The launch of more specific routing in VPCs has resolved this problem. In each front-end subnet, you can modify the VPC route table so that other 10.0.x.x networks (in this example, 10.0.20.0/23 and 10.0.30.23) are routed to Transit Gateway.
This doesn’t solve the challenge of how to administer servers that reside in the back-end subnets. One way of doing this is to place a bastion host in the front-end subnet of each VPC. This will let administrators reach the back-end subnets by using SSH or RDP to that intermediary host.
This option means that if you had to renumber just some of the overlapping networks, then you can do less work (by only changing the front-end subnets) while mitigating most of the risk(by not having to run complex NAT solutions to have applications and users communicate). However, there are additional costs – bastion hosts, NAT or proxy instances, and private endpoints for AWS services. We also strongly encourage that this infrastructure is deployed and managed using automation to keep administration costs as low as possible.
Although this diagram shows the web server (or any other front-end component of the application) in the front-end subnet, you could easily deploy load balancers to that subnet and keep the Amazon Elastic Compute Cloud (AmazonEC2) components in another subnet using a non-reachable IP address range.
This option lets you deploy back-end workload subnets that have thousands of IP addresses without worrying about whether those overlap with other applications.
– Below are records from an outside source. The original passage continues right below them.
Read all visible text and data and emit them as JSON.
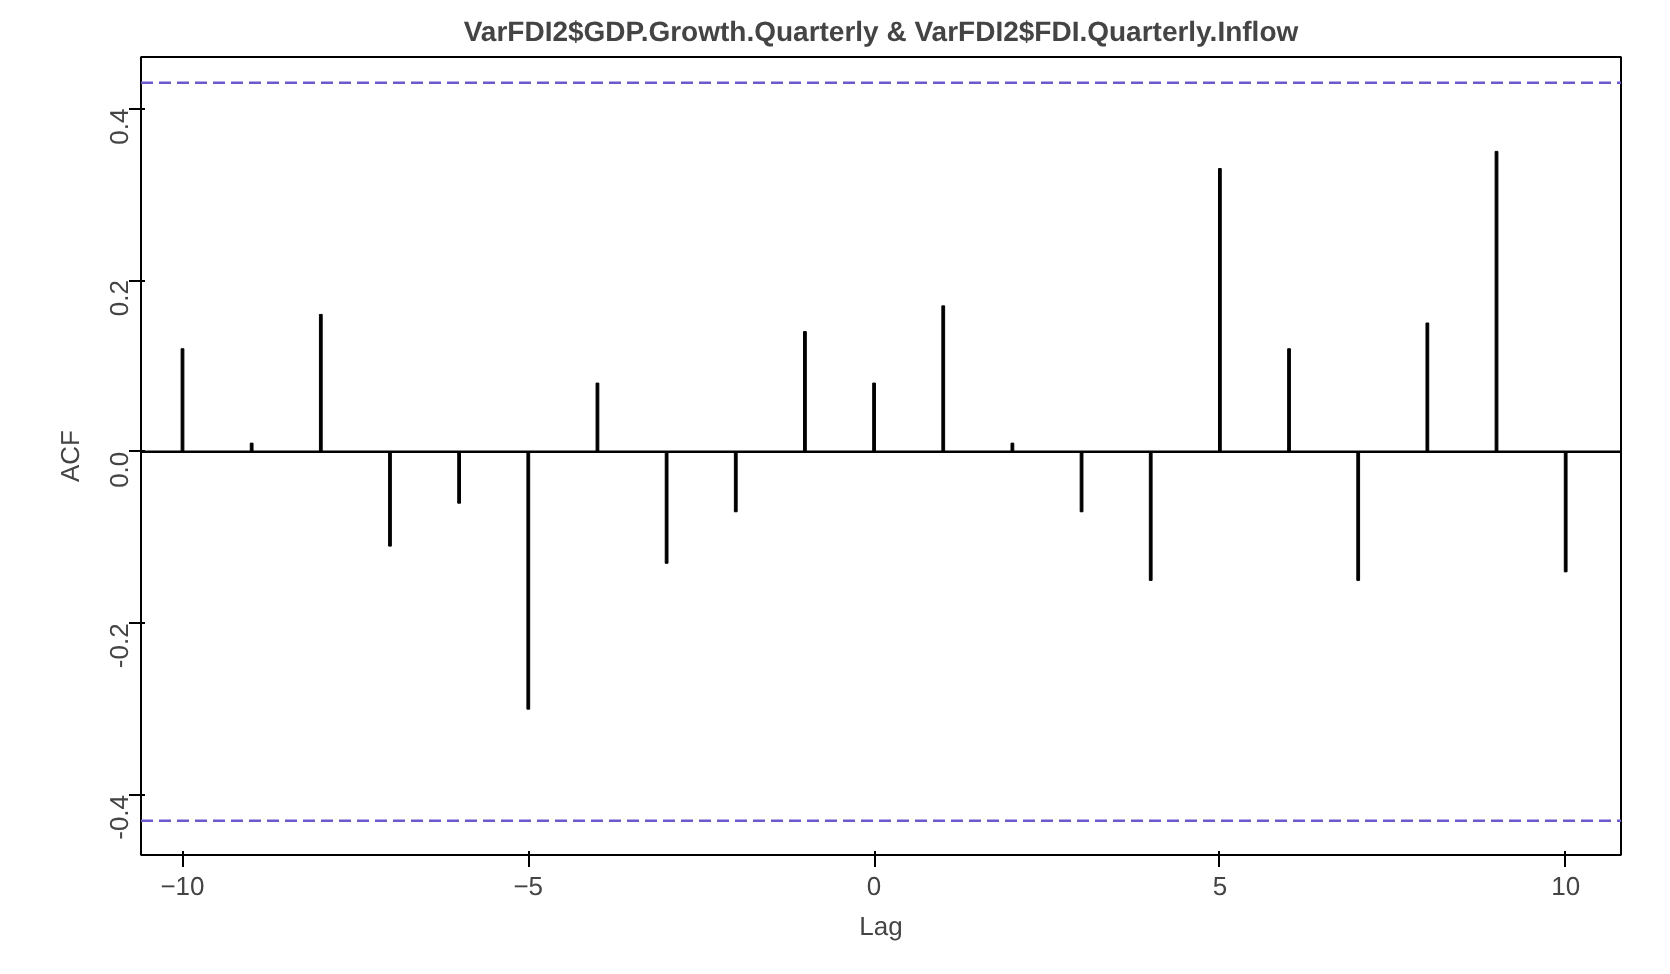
{
  "chart_data": {
    "type": "bar",
    "title": "VarFDI2$GDP.Growth.Quarterly & VarFDI2$FDI.Quarterly.Inflow",
    "xlabel": "Lag",
    "ylabel": "ACF",
    "x": [
      -10,
      -9,
      -8,
      -7,
      -6,
      -5,
      -4,
      -3,
      -2,
      -1,
      0,
      1,
      2,
      3,
      4,
      5,
      6,
      7,
      8,
      9,
      10
    ],
    "values": [
      0.12,
      0.01,
      0.16,
      -0.11,
      -0.06,
      -0.3,
      0.08,
      -0.13,
      -0.07,
      0.14,
      0.08,
      0.17,
      0.01,
      -0.07,
      -0.15,
      0.33,
      0.12,
      -0.15,
      0.15,
      0.35,
      -0.14
    ],
    "color": "#000000",
    "xlim": [
      -10.6,
      10.8
    ],
    "ylim": [
      -0.47,
      0.46
    ],
    "xticks": [
      -10,
      -5,
      0,
      5,
      10
    ],
    "yticks": [
      -0.4,
      -0.2,
      {
        "value": 0,
        "label": "0.0"
      },
      0.2,
      0.4
    ],
    "ref_lines": [
      {
        "axis": "y",
        "value": 0.43,
        "color": "#6a5acd",
        "line_style": "dashed"
      },
      {
        "axis": "y",
        "value": -0.43,
        "color": "#6a5acd",
        "line_style": "dashed"
      },
      {
        "axis": "y",
        "value": 0,
        "color": "#000000",
        "line_style": "solid"
      }
    ],
    "grid": false
  }
}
Furthermore, you can only use the minimum number of IP addresses for front-end subnets to make sure that the application is reachable from external (to the VPC) networks.
Option 4: Hide subnets using Private Gateway
We recently (in 2021 as of when this was written) launched Private NAT Gateway. In the same way that NAT Gateway lets you “hide” an entire VPC network range from the Internet (making it appear to come from a single Elastic IP address), Private NAT Gateway lets you do that when connecting from a VPC to other private networks. Instead of using an Elastic IP address and an Internet Gateway, Private NAT Gateway uses the private IP address that it’s allocated from within your VPC as the address that the VPC is “hidden” behind.
This is useful in an environment where you want to connect from a VPC to your on-premises networks or other VPCs, but don’t want to connect directly to resources in the VPC.
The following diagram illustrates how Private NAT Gateways work:
Note that the VPC IP address range is 10.0.0.0/16 but two extra subnets have been added (10.31.10.0/24 and 10.31.11.0/24) which are outside of the original VPC IP address range. A Private NAT Gateway has been added in each availability zone (note that as with Internet-facing NAT Gateways, only one is required but two are recommended for redundancy) to each of the subnets with the secondary IP address ranges. The NAT Gateways will use an IP address from that subnet to translate IP addresses of the workloads from the back-end subnets.
In Transit Gateway, a route to the front-end subnets has been added so that return traffic can be sent back to the Private NAT Gateways. Within the VPCs, traffic from the back-end subnets will be routed to the Private NAT Gateways in much the same way that Internet-facing NAT Gateway route tables operate.
In this case, managing instances in the back-end subnets would need to be done using SSM or bastion hosts in the front-end subnets. If application deployment was automated then there would be no need for human management of those hosts. This is a far more desirable outcome.
In this post, we’ve shown several ways of dealing with overlapping IP networks. The following table shows a comparison between the options:
Remember that renumbering the networks that conflict is by far the best option (in terms of cost, complexity, and visibility) in the long term. For service or application providers that have no control over the networks to which they connect, Private Link is designed specifically to deal with that problem.